By July 28, 2020 No Comments

Fraudsters are always looking for new ways to separate you from your money. The way they get it is often the same; they send you something that stops you in your tracks, something that gets your emotions up; something alarming, concerning, or that gets your ire up, even something that brings out our best qualities of compassion and willingness to help. They use our emotions to get past our poise and critical thinking.

Any time you get a message about something that gives you a feeling of the immediate need to react, recheck it; read it carefully to see if there are any indicators that your emotions might be clouding your judgment.

Be Aware

Fraudsters usually begin by trying to trick you into compromising your computer or password, but not every time. In this scam, they claim that they have already accessed your computer. They claim that they found some very personal emails, pictures, videos, or activity online that you would not want others to see, it can be anything. And of course, if you pay them quickly, they will not tell anyone.

The lie they are selling is often supported by them appearing to send the email from your account. Anyone can send an email using another person’s email address (spoofing, or “email forgery”) – they just send the email using the same email address in the “From:” and “To:” field; yours. And they do the same thing to millions of others just like you.

Their aim then is direct and all too straightforward; ransom for a price. They often ask for a payment to a specific crypto-currency address, mostly BitCoin. If you pay them before a clock runs out, they won’t follow up on their threat, but it is always there.

If you look at their scam, the criminals don’t have to do much. They don’t have to; compromise your computer or account, sift through anything or try to organize what they find to use against you later, find out who they could blackmail you to. All they need to do is send millions of emails and sit back, waiting for the money to come in. Their hope is that someone, caught at the right time, already worked up about something or distracted will fall for it- let their emotions carry their judgment away, and believe that the fraudster can cause some trouble – or “just maybe,” and their clock is ticking.

Be Skeptical

Some people just work on the possibility that the fraudster has what they say so- they are actively skeptical, but fall to the emotional doubt the message has given them; thinking “Better to be sure” and still pay the ransom.

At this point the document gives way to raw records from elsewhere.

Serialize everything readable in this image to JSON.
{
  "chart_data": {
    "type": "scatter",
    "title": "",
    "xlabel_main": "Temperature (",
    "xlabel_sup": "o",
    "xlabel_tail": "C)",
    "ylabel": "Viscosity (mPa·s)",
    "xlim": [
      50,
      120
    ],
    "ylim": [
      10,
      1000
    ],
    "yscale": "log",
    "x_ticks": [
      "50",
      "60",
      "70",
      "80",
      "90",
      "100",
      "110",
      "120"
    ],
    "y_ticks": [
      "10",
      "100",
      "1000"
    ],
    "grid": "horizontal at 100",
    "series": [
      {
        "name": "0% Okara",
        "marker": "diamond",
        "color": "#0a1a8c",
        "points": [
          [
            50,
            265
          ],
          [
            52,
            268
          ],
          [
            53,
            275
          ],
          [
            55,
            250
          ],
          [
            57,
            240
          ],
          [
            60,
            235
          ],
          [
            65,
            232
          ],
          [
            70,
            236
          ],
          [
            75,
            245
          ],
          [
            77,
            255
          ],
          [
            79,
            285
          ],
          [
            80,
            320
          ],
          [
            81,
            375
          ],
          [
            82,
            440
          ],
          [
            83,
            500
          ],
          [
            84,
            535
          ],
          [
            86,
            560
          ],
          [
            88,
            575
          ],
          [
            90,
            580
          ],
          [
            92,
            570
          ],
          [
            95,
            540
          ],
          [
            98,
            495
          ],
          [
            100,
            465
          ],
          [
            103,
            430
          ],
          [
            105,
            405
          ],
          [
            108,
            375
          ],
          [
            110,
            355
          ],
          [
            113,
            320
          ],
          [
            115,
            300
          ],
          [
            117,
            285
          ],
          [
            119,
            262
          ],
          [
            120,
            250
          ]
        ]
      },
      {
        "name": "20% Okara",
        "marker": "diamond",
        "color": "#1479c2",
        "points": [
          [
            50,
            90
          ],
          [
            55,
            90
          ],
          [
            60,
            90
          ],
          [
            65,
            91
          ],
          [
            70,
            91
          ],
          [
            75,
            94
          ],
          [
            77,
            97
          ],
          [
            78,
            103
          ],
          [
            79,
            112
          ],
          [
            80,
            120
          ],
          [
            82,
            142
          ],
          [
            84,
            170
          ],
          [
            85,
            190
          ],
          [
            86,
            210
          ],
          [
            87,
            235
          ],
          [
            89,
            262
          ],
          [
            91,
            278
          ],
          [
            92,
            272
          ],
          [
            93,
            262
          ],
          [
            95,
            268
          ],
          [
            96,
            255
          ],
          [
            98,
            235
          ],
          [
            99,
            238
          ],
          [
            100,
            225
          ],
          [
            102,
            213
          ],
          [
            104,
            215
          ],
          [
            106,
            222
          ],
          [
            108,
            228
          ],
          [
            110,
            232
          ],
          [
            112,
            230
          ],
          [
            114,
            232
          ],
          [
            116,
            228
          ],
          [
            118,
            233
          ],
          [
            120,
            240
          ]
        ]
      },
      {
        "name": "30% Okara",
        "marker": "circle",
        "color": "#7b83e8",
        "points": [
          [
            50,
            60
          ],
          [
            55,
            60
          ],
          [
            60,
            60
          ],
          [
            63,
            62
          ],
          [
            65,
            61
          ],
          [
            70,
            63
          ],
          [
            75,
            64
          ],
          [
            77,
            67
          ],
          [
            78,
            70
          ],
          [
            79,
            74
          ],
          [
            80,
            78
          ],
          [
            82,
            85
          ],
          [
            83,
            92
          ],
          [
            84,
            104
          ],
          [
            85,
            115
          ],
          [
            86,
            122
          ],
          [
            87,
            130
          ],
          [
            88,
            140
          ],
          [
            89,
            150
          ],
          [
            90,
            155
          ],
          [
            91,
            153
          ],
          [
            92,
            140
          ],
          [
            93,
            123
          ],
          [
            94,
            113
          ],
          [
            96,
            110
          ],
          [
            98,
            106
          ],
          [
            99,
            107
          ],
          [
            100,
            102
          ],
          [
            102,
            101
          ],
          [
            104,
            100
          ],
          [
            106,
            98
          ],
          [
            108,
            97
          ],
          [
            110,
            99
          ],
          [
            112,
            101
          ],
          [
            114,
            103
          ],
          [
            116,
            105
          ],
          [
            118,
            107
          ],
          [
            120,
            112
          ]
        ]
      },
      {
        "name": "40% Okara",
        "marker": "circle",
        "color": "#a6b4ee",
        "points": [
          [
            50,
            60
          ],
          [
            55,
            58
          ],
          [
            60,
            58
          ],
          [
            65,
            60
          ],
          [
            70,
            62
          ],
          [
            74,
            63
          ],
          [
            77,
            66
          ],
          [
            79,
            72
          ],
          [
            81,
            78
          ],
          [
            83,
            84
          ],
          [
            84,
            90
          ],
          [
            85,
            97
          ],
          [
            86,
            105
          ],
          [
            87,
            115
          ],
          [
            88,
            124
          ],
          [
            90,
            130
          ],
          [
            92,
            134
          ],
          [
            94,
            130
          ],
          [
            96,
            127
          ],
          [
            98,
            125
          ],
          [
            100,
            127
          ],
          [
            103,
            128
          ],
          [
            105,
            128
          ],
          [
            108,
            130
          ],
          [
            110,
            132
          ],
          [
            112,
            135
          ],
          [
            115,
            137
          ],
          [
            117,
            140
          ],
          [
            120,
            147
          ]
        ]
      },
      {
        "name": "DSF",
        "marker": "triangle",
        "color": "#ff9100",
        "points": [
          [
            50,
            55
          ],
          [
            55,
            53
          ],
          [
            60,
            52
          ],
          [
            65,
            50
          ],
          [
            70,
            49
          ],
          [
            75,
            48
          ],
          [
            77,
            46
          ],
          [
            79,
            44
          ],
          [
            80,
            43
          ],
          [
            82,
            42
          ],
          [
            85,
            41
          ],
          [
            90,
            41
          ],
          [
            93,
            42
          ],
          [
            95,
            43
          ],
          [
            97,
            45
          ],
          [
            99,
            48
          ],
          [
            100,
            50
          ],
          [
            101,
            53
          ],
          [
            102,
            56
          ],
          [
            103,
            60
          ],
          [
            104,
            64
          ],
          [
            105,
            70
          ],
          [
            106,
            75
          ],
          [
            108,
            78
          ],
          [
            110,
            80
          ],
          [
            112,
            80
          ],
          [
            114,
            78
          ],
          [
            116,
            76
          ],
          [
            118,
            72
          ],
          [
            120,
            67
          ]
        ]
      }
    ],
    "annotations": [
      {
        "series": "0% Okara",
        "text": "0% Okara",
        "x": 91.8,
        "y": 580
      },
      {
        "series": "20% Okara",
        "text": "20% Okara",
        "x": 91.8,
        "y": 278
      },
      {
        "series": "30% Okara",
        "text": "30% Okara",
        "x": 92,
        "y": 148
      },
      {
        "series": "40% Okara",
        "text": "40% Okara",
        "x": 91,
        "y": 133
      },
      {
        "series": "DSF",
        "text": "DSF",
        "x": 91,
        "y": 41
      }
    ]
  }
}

Don’t doubt yourself. If you aren’t sure, think it through. These sorts of schemes are designed to create doubt. It’s a number game to them. They hope you’re one-in-a-million. You don’t want to be that unlucky number.

Be Prepared

Email-based fraud is almost always based on social engineering, not technology. Social engineering is the art of convincing you to do something that is not in your best interest, by making you think that it was your idea. Social engineering attacks can be spotted as they contain these three items; and unexpected or sudden change or request, a sense of urgency, and some form of consequence.

Anytime you are presented with something that makes you panic, it might be someone trying to stop you in your tracks and prevent you from thinking it through. If they have compromised your computer, why did they have to email you? Did they give any specific examples of the “dirt” they have on you? Did you really do what they claim that you did?